Windows Server uses a different approach to Nvidia vGPU and doesn’t give the VM’s direct access to the GPU. It uses an API interception mechanism which translates graphics calls from VM to host. This may be easier for you to implement, but it provides less control over resources, requires system RAM for the graphics, delivers lower performance, and lower levels of API support (specifically it lacks full OpenGL support) when compared to a vGPU deployment on the same host.
Hello,
in the newest version of ESXi you cannot passthrough the GRID cores to vms! Means vDGA does not work anymore. Is this a nVidia or a VMWare problem? In 5.5 everything was working fine. We have opend a case at vmware, but the engineers does not find a solution.
Installed ESXI with 2 VMs. Passthrough K6000 and both the VMs are running perfectly 4 output each (Windows 7 x64)
Following are the issues:
Using Nvidia driver ver 362.56
Nvidia Control Panel missing mosaic feature - Got it sorted by using mosaic utility command line
Nvidia Control Panel no option to configure Syncboard. If i check the system information, i can see the sync board but i cannot configure the sync
Anyone with this issue?. I think for this type of setup i dont need any VIB files on the esxi host. correct me if I am wrong
I was trying to do an evaluation with simple pass through graphics and struggled for several days. I wanted to build a test bed from a HP z820 workstation.

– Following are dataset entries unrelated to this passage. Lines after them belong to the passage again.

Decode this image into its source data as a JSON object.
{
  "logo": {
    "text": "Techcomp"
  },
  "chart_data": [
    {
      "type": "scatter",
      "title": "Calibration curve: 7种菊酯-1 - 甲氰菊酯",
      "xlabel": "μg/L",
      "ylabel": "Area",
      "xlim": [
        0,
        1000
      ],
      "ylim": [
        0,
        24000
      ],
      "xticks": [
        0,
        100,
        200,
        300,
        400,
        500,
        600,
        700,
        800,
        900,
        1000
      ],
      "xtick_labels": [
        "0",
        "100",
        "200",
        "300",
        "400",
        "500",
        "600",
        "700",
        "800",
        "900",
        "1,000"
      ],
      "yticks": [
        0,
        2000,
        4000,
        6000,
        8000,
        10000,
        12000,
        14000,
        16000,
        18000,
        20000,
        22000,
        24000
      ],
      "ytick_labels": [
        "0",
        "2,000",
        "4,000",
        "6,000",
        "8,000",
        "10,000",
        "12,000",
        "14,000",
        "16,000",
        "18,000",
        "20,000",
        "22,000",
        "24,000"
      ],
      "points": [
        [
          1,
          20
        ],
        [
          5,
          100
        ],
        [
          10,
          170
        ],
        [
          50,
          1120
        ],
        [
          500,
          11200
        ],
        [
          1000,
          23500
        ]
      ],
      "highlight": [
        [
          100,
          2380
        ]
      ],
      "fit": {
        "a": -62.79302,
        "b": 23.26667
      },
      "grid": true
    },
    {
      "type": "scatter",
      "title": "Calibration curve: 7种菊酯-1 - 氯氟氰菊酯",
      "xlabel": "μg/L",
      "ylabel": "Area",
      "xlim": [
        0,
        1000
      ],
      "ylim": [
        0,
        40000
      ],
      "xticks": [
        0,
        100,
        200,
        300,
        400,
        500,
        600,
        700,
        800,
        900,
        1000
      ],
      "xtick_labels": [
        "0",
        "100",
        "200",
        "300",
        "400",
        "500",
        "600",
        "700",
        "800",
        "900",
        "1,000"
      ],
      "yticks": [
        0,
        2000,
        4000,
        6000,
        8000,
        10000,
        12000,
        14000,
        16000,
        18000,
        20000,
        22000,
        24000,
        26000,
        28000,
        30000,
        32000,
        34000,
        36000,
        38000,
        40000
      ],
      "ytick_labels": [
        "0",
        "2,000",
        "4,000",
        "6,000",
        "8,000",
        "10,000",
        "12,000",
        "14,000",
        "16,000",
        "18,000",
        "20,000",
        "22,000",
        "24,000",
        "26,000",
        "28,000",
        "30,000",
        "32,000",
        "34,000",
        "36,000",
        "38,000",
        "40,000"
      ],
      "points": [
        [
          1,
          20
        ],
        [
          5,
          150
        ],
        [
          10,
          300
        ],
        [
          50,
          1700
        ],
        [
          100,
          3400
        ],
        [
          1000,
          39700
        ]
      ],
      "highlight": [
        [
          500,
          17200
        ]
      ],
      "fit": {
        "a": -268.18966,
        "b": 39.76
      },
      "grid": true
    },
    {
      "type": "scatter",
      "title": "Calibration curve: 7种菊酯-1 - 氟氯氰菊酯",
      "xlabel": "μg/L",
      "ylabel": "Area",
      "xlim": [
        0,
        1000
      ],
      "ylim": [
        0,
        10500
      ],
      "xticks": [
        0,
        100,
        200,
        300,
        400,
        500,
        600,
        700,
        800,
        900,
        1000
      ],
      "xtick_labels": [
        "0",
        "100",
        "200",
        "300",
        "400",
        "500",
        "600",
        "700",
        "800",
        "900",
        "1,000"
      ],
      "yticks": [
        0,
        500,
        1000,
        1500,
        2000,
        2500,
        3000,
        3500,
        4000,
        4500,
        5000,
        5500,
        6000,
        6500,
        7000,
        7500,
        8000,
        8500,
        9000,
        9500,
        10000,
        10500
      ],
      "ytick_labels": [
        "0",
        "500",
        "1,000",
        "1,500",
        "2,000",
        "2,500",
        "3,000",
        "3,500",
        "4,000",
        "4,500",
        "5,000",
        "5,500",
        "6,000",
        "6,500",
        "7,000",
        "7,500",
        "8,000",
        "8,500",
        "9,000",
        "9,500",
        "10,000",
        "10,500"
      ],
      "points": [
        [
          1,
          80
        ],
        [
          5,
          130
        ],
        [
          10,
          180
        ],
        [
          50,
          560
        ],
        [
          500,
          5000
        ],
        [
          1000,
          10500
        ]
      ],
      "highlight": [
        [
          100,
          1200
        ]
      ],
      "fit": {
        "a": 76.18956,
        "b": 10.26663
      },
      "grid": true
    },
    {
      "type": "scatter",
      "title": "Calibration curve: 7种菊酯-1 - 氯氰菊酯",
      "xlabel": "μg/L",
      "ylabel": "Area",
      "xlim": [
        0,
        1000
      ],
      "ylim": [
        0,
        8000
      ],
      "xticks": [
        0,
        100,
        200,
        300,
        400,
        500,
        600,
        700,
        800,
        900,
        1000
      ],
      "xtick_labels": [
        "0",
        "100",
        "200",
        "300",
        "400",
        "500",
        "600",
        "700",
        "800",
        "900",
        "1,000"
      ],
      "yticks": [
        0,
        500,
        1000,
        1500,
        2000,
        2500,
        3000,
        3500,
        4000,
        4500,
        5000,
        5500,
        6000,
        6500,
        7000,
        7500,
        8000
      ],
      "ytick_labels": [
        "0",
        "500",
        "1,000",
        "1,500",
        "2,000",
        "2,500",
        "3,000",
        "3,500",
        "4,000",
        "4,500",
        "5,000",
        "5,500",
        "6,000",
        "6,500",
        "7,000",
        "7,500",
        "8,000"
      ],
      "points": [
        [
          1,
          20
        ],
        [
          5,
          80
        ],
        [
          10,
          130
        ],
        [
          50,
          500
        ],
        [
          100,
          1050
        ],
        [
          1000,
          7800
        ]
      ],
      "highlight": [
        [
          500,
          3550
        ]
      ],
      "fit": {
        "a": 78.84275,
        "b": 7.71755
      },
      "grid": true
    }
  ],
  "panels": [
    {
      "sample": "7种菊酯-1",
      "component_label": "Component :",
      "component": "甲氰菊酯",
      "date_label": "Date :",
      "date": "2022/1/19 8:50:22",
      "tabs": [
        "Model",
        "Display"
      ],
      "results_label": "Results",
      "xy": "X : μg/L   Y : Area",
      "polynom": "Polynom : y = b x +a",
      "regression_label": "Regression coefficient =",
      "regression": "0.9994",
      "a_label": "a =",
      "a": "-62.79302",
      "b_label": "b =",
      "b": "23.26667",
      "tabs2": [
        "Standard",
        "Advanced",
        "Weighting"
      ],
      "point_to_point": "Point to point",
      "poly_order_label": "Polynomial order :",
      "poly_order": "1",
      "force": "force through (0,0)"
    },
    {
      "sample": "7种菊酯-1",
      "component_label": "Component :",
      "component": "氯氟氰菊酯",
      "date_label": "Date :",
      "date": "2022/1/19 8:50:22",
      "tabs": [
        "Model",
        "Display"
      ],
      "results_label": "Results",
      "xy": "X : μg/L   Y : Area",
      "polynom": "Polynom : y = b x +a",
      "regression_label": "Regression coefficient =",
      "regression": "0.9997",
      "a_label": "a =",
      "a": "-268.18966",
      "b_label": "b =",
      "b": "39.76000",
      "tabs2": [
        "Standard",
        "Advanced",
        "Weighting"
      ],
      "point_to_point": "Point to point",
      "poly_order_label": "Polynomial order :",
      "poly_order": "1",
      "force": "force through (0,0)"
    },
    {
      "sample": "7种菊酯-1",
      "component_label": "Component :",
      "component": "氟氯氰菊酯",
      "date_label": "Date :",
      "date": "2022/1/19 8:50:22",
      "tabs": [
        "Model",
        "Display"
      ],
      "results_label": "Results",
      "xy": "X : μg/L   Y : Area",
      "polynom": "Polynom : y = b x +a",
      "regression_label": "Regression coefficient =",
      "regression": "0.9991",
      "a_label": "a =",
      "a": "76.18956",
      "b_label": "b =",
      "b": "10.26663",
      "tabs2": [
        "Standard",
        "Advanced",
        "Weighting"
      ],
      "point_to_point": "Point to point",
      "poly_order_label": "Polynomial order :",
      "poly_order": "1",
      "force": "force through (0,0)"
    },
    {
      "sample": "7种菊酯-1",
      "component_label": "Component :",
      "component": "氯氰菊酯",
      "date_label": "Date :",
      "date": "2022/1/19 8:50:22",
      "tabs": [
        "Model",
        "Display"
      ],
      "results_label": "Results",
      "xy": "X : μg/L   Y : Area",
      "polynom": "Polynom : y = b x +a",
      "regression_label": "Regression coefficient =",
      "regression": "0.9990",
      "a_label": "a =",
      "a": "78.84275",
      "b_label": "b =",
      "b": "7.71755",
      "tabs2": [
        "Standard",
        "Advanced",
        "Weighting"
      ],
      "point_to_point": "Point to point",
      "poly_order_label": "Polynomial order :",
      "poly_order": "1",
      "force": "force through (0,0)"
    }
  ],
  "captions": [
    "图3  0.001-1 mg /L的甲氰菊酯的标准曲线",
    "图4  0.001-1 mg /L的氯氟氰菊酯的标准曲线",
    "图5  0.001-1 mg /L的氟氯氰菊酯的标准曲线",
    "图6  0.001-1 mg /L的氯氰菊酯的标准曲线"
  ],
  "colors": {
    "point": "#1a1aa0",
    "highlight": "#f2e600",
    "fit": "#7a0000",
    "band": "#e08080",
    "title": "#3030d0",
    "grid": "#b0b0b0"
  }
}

Dual 8 core Xeon’s with 128 GB of RAM and and SSD raid array. ESXI 6.0 and three Quadro 4000 graphics cards. All I wanted was a way to use a graphically accelerated virtual machines for some Solidworks testing, and in the future to provide remote access for Engineers over the weekend and when they are on the road. The server, graphics cards, loading of ESXI was all very straight forward. Not wanting to spend cash on licensing for an evaluation project was a struggle but I found the HP remote graphics software sender/receiver can accomplish accelerated graphics. Every HP Z workstation comes with a license for it and they have a 60 day eval license, and to purchase a license its not expensive. This was a simple an easy to get going remote client with little to no cost. There are a few quirks. #1 do not open the console from vsphere client this disables the 3d card as the graphics display card. If you do, its okay, launch the graphics receiver, login, go into device manger and disable the VMware SVGA 3d card, this will switch the VM back to the pass through card in my case a quadro 4000. This is working well for what I needed it for, a way to run a few VM’s with CAD graphics. It may be simple for those that setup and configure VM’s all the time but all the different pdf’s on vDGA and VGPU made this process confusing.